フィリピンには中国系フィリピン人も人口の10%いる(混血化が進んでいるので、中国文化を継承しているわけではない。中国文化を継承する人口は人口の1%程度)ので、スーパーへ行くとウーロン茶やジャスミン茶がないこともないのだが、一般的にはそれもあまり飲まれていない。では一般のフィリピン人は何を飲んでいるのか?と言えば、コーヒーである。それも、ネスカフェなどのインスタント・コーヒーだ。



ネスカフェ
ネスカフェ・インスタント・コーヒー

あまり知られていないが、フィリピンもコーヒーの生産国である。コーヒーはスペインの植民地時代、修道士によってもたらされ、バタンガス地方を中心に栽培された。当時栽培されていたのはリベリカ種のバラコ(Barako)と呼ばれるコーヒーで、19世紀には世界第4位の輸出量を誇るコーヒー生産国となった。しかし、1889年、病虫害の発生によりフィリピンのコーヒー産業は壊滅的打撃を受け、衰退した。(Philippine Coffee Board)

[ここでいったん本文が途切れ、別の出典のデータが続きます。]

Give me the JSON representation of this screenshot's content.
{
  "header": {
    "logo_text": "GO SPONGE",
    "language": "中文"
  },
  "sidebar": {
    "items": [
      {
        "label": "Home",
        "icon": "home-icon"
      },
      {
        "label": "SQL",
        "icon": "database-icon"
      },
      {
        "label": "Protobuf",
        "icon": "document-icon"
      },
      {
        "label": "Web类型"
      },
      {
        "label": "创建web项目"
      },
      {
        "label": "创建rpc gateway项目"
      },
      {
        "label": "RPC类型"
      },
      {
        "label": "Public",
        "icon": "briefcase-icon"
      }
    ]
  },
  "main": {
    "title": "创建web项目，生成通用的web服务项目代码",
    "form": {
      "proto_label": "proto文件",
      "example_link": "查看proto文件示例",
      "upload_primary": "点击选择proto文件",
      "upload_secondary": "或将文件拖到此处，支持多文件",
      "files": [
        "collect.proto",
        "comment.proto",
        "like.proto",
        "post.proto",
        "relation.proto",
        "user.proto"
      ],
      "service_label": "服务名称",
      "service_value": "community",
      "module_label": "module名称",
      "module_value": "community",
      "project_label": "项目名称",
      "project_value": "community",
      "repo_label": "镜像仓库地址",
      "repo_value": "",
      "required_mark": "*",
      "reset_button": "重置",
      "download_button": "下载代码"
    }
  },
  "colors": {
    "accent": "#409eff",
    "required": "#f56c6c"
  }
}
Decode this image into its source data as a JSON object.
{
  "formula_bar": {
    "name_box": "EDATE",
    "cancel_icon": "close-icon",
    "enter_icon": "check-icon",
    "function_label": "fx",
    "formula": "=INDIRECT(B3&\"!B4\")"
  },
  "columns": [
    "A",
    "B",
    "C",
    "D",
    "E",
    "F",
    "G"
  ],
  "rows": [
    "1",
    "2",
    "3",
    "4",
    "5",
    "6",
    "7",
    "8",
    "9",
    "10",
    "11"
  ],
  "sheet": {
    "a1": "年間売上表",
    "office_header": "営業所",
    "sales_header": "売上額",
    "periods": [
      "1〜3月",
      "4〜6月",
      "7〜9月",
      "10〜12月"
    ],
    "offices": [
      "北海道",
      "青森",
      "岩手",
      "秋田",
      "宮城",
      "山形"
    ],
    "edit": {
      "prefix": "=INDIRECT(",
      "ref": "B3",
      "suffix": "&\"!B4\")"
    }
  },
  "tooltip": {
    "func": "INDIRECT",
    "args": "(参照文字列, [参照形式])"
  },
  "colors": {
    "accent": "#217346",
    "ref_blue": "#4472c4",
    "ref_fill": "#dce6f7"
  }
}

戦後、アメリカ政府の推奨により、病虫害に強いロブスタ種のコーヒーが紹介された。これはインスタント・コーヒーの原料となることもあり、再びバタンガス地方で栽培が普及した。現在、生産量は年間42,000トンで世界第21位(USDA 2009)と、それほど多いわけでもないが、インスタント・コーヒーに加工され、国内消費量の7割を賄っている。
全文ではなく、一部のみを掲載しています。